Beim Abi-Lernen ist es wahrscheinlich wie beim Krafttraining. Da erzielst du nur Fortschritte, wenn du nach harten Einheiten, bei denen du bis zum Muskelversagen trainierst, eine Phase der Entspannung einlegen. Damit die Muskeln regenerieren und wachsen können. Heute ist beim Sohn Entspannung angesagt. Ob er gestern sein Gehirn bis zum Muskelversagen beansprucht hat, vermag ich nicht zu beurteilen.
02. Mai 2024, Berlin
Großes Ereignis im Viertel: BSR-Sperrmüllaktionstag. Der Sohn und ich tragen morgens eine Matratze, zwei Europaletten und anderen Unrat aus dem Keller nach oben, um das Gerümpel später dem Sperrmüll zuzuführen.
Im Hausflur treffen wir P. aus der Studenten-WG im 4. Stock.
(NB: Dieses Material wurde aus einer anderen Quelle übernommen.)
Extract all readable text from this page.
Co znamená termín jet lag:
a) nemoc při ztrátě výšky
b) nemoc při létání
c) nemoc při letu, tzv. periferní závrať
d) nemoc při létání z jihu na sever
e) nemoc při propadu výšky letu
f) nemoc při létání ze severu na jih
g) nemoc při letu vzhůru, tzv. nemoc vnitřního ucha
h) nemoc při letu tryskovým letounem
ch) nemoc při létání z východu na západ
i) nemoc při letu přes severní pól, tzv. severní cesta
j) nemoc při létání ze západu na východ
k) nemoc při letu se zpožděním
Er stellt gerade ein Bettgestell an die Wand. Ich frage ihn, ob er sich auch auf den Sperrmülltag vorbereite. P. bekommt leuchtende Augen. Als er den Aushang gesehen hätte, hätte er sich das Datum sofort dick im Kalender notiert, und er freue sich schon seit Wochen darauf. Es beruhigt mich, dass anscheinend nicht nur (mittel)alte Männer wie ich unnormal viel Freude bei dem Gedanken empfinden, ihren Keller von unnötigem Krempel zu befreien, sondern auch junge Menschen.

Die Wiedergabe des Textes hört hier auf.